I have been working a lot the past few weeks, preparing for the lack of funds over the winter break. That combined with the rain and the short days does not make for many opportunities to use cameras like this one. I liked the look of this camera from the start. As a bonus it was easy to take apart and clean. Just undo the screw at the front and the mirrors are accessible.

For me, the best thing about this camera was the “Made in England” proudly displayed on the front. Searching for information on the camera proved a little fruitless, there isn’t much. I found nothing but photos of this version, with very little test attached. A very similar camera has more written about it, stating it was on sale around 1955. The company has a bit more information to be found. This site says it was based in Birmingham and originally called Standard Cameras Ltd, they also made Coronet cameras. Any other information you need has to be garnered by looking at the photos.

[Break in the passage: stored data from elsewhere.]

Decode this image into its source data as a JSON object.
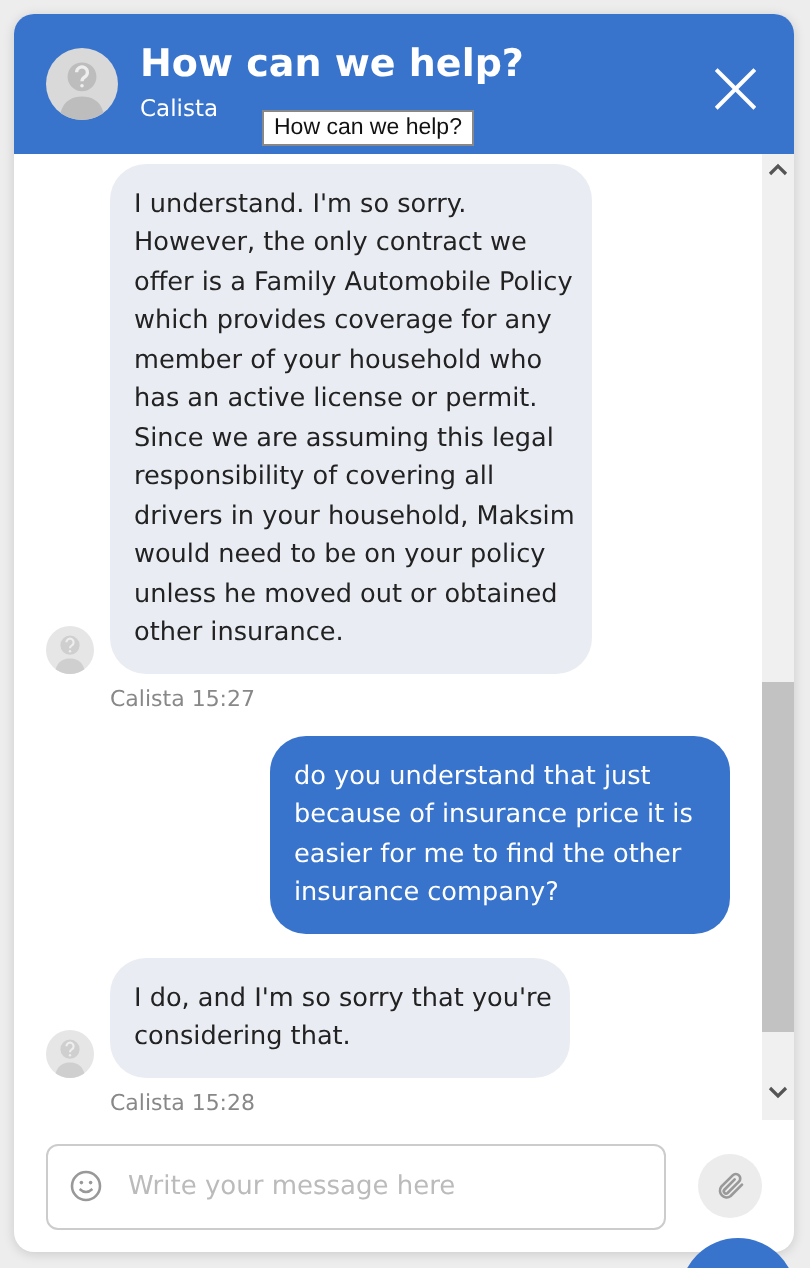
{
  "header": {
    "title": "How can we help?",
    "agent": "Calista",
    "tooltip": "How can we help?",
    "close": "×"
  },
  "messages": [
    {
      "kind": "agent",
      "text": "I understand. I'm so sorry. However, the only contract we offer is a Family Automobile Policy which provides coverage for any member of your household who has an active license or permit. Since we are assuming this legal responsibility of covering all drivers in your household, Maksim would need to be on your policy unless he moved out or obtained other insurance.",
      "meta": "Calista 15:27"
    },
    {
      "kind": "user",
      "text": "do you understand that just because of insurance price it is easier for me to find the other insurance company?"
    },
    {
      "kind": "agent",
      "text": "I do, and I'm so sorry that you're considering that.",
      "meta": "Calista 15:28"
    }
  ],
  "composer": {
    "placeholder": "Write your message here"
  }
}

* There is a closeup and distance setting on the lens barrel.
* There is a green filter option, accessed with a slider on the side, to be used with foliage to make the shades more natural and dark green leaves lighter.
* There are two large, bright viewfinders for portrait or landscape shots.
* There is no tripod mount or cable release which is unfortunate as the shutter speed is probably around 1/40th-1/50th
* The aperture is set, probably to f11
* There is a bulb setting, again there is no tripod or cable release to make using this function more effective.
* The camera accepts 120 or 620 film. I used 120 but I found the film hard to advance so I think the 620 roll would be a better fit.
* The film is placed in the camera opposite to regular box cameras. You insert on the bottom and transfer to the top.
* There are two hooks to keep the camera closed. On my version they would slip off and leave the camera prone to opening slightly. It would be better to tape those down while using it.

I can’t think of anything else. So here are my test shots taken around Victoria Tower, Huddersfield. I went to this location as it was a lovely but cold sunny day, and we haven’t had a lot of those recently. This place would be a bit tricky to get to on a bad winter’s day as it is really exposed.

When I developed the film I was excited to see the results. On the negative, the images looked clear, sharp and contrasty. But on scanning, you can see a few soft spots on them. The focusing drifts throughout the shots. The last one was a timed shot taken inside of my father reading as the rain came back. I held the camera on a sturdy book for about 30 seconds, with the near setting activated, though I don’t think a tripod would have helped with the softness of the focus.

Though I do still like the look of the camera, I doubt I will use it again. The images are too soft and the winder was too stiff.